4. Power-Up & Serial Console Access
4.1 Connect the Serial Debug Port
- Plug the USB cable into the Serial Debug USB port on the top edge.
- On your host machine, open your terminal program with:
- Device:
/dev/ttyUSB*(serial console is exposed only as a USB-UART interface). - Baud rate: 115200
- 8-N-1 settings
- Device:
- Switch Power ON.
You should see the boot logs followed by the Linux shell prompt:
Omega-4 login:
5. Network Bring-Up (OpenWrt Standard Configuration)
The Omega-4 uses the standard OpenWrt UCI configuration system. You can apply changes using uci commands or by editing /etc/config/network and /etc/config/wireless.
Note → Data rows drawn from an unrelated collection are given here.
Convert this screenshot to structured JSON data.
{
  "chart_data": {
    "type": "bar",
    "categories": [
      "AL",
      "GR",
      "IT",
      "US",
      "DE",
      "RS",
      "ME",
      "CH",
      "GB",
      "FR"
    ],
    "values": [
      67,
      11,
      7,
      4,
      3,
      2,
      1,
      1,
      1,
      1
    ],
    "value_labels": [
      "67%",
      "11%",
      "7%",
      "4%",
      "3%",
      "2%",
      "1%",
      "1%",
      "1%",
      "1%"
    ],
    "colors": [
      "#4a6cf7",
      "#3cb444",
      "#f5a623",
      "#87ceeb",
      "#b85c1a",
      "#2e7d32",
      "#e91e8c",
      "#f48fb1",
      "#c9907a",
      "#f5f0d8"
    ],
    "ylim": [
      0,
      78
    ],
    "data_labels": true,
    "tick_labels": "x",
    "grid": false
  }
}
5.1 Verify Ethernet Connectivity
Check that the Ethernet interface exists:
ip link show eth0
Configure Ethernet as a DHCP client using the bridge device (br-lan):
uci set network.@device[0]=device
uci set network.@device[0].name='br-lan'
uci set network.@device[0].type='bridge'
uci set network.@device[0].ports='eth0'
uci set network.lan=interface
uci set network.lan.device='br-lan'
uci set network.lan.proto='dhcp'
uci commit network
/etc/init.d/network restart
Test connectivity:
ping -c 5 openwrt.org
If you receive replies, Ethernet is working correctly.
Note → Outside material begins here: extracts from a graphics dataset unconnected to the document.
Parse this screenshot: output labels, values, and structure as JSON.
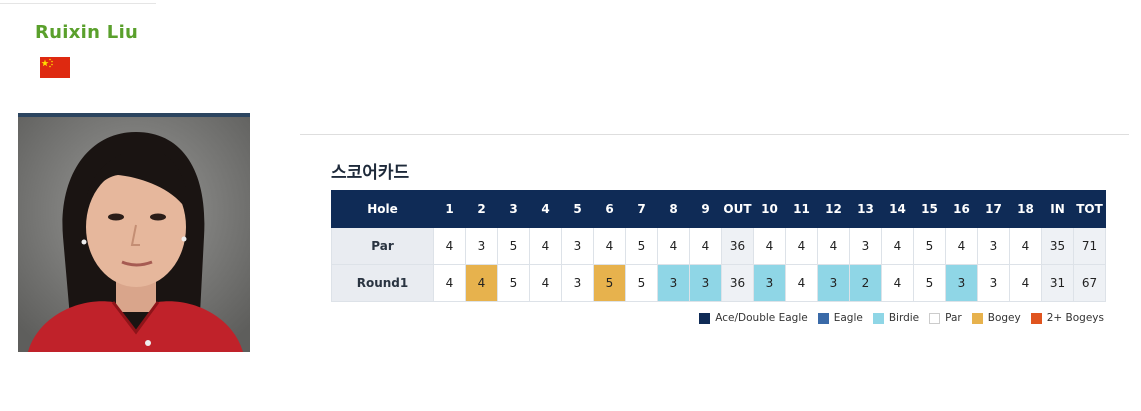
{
  "player": {
    "name": "Ruixin Liu",
    "flag_icon": "china-flag-icon"
  },
  "scorecard": {
    "title": "스코어카드",
    "header": [
      "Hole",
      "1",
      "2",
      "3",
      "4",
      "5",
      "6",
      "7",
      "8",
      "9",
      "OUT",
      "10",
      "11",
      "12",
      "13",
      "14",
      "15",
      "16",
      "17",
      "18",
      "IN",
      "TOT"
    ],
    "rows": [
      {
        "label": "Par",
        "cells": [
          "4",
          "3",
          "5",
          "4",
          "3",
          "4",
          "5",
          "4",
          "4",
          "36",
          "4",
          "4",
          "4",
          "3",
          "4",
          "5",
          "4",
          "3",
          "4",
          "35",
          "71"
        ],
        "results": [
          "",
          "",
          "",
          "",
          "",
          "",
          "",
          "",
          "",
          "",
          "",
          "",
          "",
          "",
          "",
          "",
          "",
          "",
          "",
          "",
          ""
        ]
      },
      {
        "label": "Round1",
        "cells": [
          "4",
          "4",
          "5",
          "4",
          "3",
          "5",
          "5",
          "3",
          "3",
          "36",
          "3",
          "4",
          "3",
          "2",
          "4",
          "5",
          "3",
          "3",
          "4",
          "31",
          "67"
        ],
        "results": [
          "par",
          "bogey",
          "par",
          "par",
          "par",
          "bogey",
          "par",
          "birdie",
          "birdie",
          "",
          "birdie",
          "par",
          "birdie",
          "birdie",
          "par",
          "par",
          "birdie",
          "par",
          "par",
          "",
          ""
        ]
      }
    ]
  },
  "legend": [
    {
      "label": "Ace/Double Eagle",
      "color": "#0f2b56"
    },
    {
      "label": "Eagle",
      "color": "#3a6aa8"
    },
    {
      "label": "Birdie",
      "color": "#8fd6e6"
    },
    {
      "label": "Par",
      "color": "#ffffff"
    },
    {
      "label": "Bogey",
      "color": "#e7b24d"
    },
    {
      "label": "2+ Bogeys",
      "color": "#e0541f"
    }
  ]
}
6. Wi-Fi Test (Station Mode)
6.1 Enable and configure Wi-Fi (OpenWrt)
Bring up the radio interface and scan for networks (requires the interface to be up):
ip link set wlan0 up
iw dev wlan0 scan
Configure station mode (replace <SSID> and <PASSWORD>):
uci set wireless.radio0.disabled='0'
uci set wireless.@wifi-iface[0].mode='sta'
uci set wireless.@wifi-iface[0].ssid='<SSID>'
uci set wireless.@wifi-iface[0].key='<PASSWORD>'
uci set wireless.@wifi-iface[0].encryption='psk2'
uci commit wireless
wifi
Define the DHCP interface if needed:
uci set network.wwan=interface
uci set network.wwan.proto='dhcp'
uci commit network
ifup wwan
Verify IP assignment:
ip addr show wlan0
Test internet connectivity:
ping -c 5 google.com
7. Blink LED
The current EVB firmware exposes one LED class device called sys. LED triggers are kernel-driven patterns (heartbeat, timer, netdev, etc.). Brightness is direct, immediate control when triggers are set to none.
List the LED and see available triggers (max brightness is 1 on this build):
ls /sys/class/leds
cat /sys/class/leds/sys/trigger # [none] timer heartbeat default-on netdev mmc1 mmc2
cat /sys/class/leds/sys/max_brightness
Pick a trigger first if you want automatic behavior (example: heartbeat):
LED=/sys/class/leds/sys
echo heartbeat > $LED/trigger
For manual on/off control, clear the trigger and write brightness:
echo none > $LED/trigger
echo 1 > $LED/brightness # on
echo 0 > $LED/brightness # off
Seeing the LED blink (heartbeat) or toggle (manual) confirms the driver is working.
8. Firmware Releases
Download firmware images from the official releases page: https://github.com/OnionIoT/openwrt-omega4/releases.
9. Conclusion
You now have a powered Omega-4 Evaluation Board with working serial console access, verified Ethernet and Wi-Fi connectivity, and a simple GPIO LED toggle. For deeper hardware details—pinouts, electrical specs, peripheral buses—refer to the Omega-4 Hardware Reference Manual and the SOM Integration Guide.